Capítulo XI

MIENTRAS las dos españolas hablan en la barra, un árabe con aspecto de pobre tomaba té en el bar de enfrente, descuelga su teléfono móvil y llama a otro hombre.

 

—Ya está aquí, hace unos días que llegó a la ONG, si la otra chica le hubiese dicho algo no habría venido a Marrakech. Ahora está en el bar Cervantes, el de Inés Olmo, ya sabe, el de los extranjeros que hay en la Medina.

 

—Síguela de cerca y no la pierdas de vista.

 

—Como usted desee.

 

 

 

El hombre al otro lado del teléfono estaba sentado en un apacible café de uno de los mejores hoteles de Marruecos junto a otro árabe de mediana edad, vestidos con buenos trajes y varios guardaespaldas que vigilan si alguien se les acerca.

 

—El ojeador cree que no sabe nada, ahora está en el bar Cervantes.

 

—El de la catalana… tal vez ella sepa algo —responde el hombre trajeado que acompaña al otro. Están sentados con rosto apacible, su té está servido en buenas tazas. Ambos tienen un tupido bigote y sus trajes son grises, pero en distintas tonalidades—.

 

—Sí, pero no creo. Habrá escuchado rumores, como en toda la Medina, pero nadie sabe nada, descuida.

 

—Eso espero, no estamos hablando de cualquier cosa.

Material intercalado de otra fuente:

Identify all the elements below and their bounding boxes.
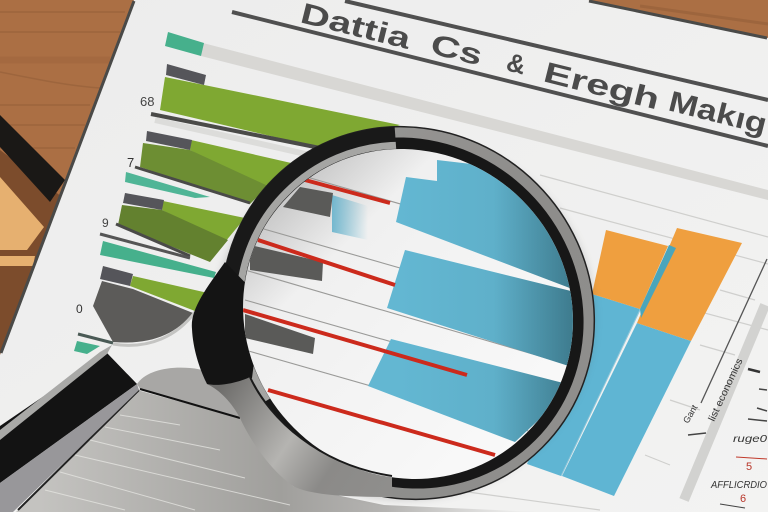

Si el bebé y la madre hubiesen muerto no estaríamos hablando de esto.

 

—El problema es el de siempre, nadie debe contar nada ni a sus mujeres ni a nadie. Tampoco buscamos que muera nadie por guardar nuestro secreto.

 

—No estoy de acuerdo contigo, una vez que alguien se mete en los Náufragos del Mundo es hasta el final.

 

—Los Náufragos del Mundo tienen que seguir siendo anónimos, ni podemos ni debemos revelar nuestra identidad, ni mucho menos permitir que ninguna furcia chantajee a ninguno de nosotros. Menuda zorra, mira que follarse a otro y quedarse embarazada de él, yo le habría pegado un tiro y me la habría cargado.

 

—No te alteres, ya sabes que las mujeres ahora no se ven como antes, acuérdate de quiénes somos.

 

—Ya lo sé, pero ya no se trata de nosotros, sino de los demás. ¿Qué se sabe del bastardo?

 

—Ya está de vuelta, nuestros hombres harán que el niño sea adoptado por alguna familia extranjera y se pierda su rastro.

 

—¿Y la madre?

 

—La hemos internado en un psiquiátrico y empieza a creer que todo es producto de su imaginación.

 

—Cuando lo crea del todo, soltadla. Tampoco nos interesa que siga contando su historia a nadie.

 

—El psiquiatra que la atiende es de los nuestros, no hay problema.